I woke late and by the time I had eaten breakfast and read the Times and the Guardian it was two o'clock. I spent the afternoon playing tourist at the Tower of London, which was perhaps not an excellent choice considering how blades and torture implements had featured heavily in my dreams of late and the Tower had an entire wing devoted to medieval instruments of death and agony. By the time I got to the Pig and Whistle the other four were already there.

They'd already bought me a pint. I sat and lit up a cigarette. Hallam opened his mouth to say something but I shook my head and waved him quiet.

"I just wanted to say," I said, "that I don't even know if I've done the right thing by asking for your help, and honestly I'll be almost as glad to hear nos as yeses. It's… I don't know. It's crazy. I know it's crazy. Maybe I'm crazy. But one way or another, I'm not going to stop, I'm going to go after him.
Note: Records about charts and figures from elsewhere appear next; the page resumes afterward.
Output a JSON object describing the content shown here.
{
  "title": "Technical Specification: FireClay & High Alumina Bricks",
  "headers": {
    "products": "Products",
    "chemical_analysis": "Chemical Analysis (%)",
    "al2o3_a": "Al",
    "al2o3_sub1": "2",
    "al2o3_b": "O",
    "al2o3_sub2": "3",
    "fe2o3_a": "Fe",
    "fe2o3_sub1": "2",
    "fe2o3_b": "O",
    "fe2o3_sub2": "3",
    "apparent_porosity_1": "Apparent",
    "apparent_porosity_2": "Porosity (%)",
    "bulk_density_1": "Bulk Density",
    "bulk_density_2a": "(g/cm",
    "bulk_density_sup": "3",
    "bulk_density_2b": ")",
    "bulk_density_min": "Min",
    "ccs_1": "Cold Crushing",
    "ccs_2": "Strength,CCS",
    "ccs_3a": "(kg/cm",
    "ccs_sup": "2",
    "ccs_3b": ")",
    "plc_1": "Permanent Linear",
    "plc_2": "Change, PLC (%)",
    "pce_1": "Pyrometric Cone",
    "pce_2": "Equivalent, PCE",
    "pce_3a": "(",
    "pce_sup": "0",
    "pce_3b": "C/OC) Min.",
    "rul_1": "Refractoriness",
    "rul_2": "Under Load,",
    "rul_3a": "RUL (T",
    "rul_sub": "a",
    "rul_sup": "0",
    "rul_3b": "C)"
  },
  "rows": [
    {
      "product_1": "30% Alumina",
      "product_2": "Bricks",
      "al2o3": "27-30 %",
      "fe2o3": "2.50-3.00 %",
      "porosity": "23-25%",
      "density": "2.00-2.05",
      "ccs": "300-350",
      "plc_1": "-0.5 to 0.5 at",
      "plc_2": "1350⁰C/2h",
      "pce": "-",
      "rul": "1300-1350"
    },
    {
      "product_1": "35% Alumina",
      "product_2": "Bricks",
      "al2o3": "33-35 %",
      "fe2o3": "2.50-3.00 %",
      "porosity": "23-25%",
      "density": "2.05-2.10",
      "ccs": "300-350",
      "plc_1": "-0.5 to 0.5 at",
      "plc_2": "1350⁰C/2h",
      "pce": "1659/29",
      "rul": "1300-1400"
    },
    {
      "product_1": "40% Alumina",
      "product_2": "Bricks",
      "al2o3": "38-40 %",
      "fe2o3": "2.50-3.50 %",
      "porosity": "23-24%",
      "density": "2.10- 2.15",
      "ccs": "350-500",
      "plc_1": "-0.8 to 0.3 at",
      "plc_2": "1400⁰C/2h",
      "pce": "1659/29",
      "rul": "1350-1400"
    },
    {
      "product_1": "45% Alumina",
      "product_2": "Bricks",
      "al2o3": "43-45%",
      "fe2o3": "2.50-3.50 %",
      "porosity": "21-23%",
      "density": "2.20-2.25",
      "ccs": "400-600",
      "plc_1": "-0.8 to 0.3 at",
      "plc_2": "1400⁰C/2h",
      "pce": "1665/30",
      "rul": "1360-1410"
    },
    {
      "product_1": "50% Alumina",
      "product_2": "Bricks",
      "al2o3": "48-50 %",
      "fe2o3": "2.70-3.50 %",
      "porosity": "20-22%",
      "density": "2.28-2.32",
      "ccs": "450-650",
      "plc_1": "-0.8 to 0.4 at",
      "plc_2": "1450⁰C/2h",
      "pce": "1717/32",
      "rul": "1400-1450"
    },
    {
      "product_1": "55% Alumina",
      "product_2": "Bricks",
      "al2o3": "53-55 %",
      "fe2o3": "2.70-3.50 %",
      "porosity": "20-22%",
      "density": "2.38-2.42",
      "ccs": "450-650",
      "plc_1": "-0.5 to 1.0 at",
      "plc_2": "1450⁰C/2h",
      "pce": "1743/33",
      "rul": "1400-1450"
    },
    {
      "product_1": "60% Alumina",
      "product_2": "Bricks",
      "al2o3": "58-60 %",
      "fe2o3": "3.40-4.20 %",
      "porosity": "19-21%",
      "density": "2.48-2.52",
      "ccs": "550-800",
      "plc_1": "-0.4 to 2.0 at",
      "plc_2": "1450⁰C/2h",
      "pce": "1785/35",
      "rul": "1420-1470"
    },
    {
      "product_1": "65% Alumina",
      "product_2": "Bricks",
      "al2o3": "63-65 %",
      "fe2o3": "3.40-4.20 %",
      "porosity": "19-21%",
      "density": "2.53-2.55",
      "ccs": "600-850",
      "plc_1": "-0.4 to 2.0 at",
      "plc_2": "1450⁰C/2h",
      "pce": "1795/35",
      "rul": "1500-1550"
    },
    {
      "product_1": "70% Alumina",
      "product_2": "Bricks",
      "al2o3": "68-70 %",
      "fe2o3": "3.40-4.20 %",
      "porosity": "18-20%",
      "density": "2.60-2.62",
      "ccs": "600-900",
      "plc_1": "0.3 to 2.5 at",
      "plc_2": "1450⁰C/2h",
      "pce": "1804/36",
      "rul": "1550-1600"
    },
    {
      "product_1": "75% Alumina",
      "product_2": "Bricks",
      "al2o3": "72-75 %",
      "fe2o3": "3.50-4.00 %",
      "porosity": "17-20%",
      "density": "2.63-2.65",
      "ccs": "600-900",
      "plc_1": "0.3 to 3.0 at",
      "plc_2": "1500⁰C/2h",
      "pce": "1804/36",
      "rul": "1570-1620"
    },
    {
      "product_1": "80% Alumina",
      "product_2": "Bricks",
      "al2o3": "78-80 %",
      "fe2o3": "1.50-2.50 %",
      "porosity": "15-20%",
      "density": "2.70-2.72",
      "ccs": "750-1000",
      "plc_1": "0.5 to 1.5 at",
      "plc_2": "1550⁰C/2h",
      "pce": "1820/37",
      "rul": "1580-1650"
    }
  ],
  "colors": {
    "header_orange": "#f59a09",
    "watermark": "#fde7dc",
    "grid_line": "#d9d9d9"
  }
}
Any of you who are crazy enough to want to help me are welcome, but anyone who isn't, believe me, I completely understand."

"Oh, stop torturing yourself, you angst-ridden lout," Lawrence said impatiently. "That sick fucking bastard needs killing and I for one am very happy to help."

I turned to Hallam and Nicole.

"We thought this over pretty hard," Nicole said. "We wanted to come up with some brilliant alternative plan that would keep him locked away for life. But we can't imagine what that would be, and if you've been chewing on it for some time now and you can't think of it either, then I guess it doesn't exist. That old long arm of the law is too short for Morgan."

"He needs to be dealt with," Hallam said, "and it has to be us that do it, because nobody else will. Simple as that."

I turned to Steve. By now I was smiling.

He grinned back and said, "Course I'm with you, mate. Somebody has to keep the rest of you lot out of trouble. And next time come to us sooner. Bloody hell. Sounded like you could have used a little help down there in Indonesia."

"So we're off to Morocco," Steve said, a couple of pints later. "Bloody big place as I recall. Where did you have in mind for catching up with our old mate?"

"Todra Gorge," I said.

Four heads nodded slowly.

"Todra Gorge," Hallam repeated. "Perfect."

Chapter 24 The Pillars Of Hercules

Three days later Crown Air flew us from Luton airport, a little strip of a runway some distance north of London, to Gibraltar. It was the only flight that got us to the area for a reasonable price, and there was no need to pay two thousand pounds more to fly to Casablanca. We had plenty of time. Morgan had bought the special offer hook, line, sinker, and rod, and in two days' time he would fly into the country. Two days after that, if all went according to plan, he would arrive in Todra Gorge.

It had all been surprisingly easy to arrange. It helped that Nicole worked in a travel agency. We had put together a travel package that consisted of return airfare to Marrakesh, one night in Marrakesh, two nights in Todra Gorge, two days of camel-trekking in the desert, and two nights in Essouaira on the Atlantic coast. As far as the hotels knew, or Morgan for that matter, we were a new package-tour company called "Marrakesh Express Holidays" which specialized in Moroccan packages for solo travellers or couples. I spent a few hours in a London copy shop using their computers to create official-looking documentation, using samples from real companies as a guide. It was Nicole's friend Rebecca, thinking that we were arranging a surprise birthday party, who called Morgan and gave him the last-minute cancellation story. He accepted on the spot.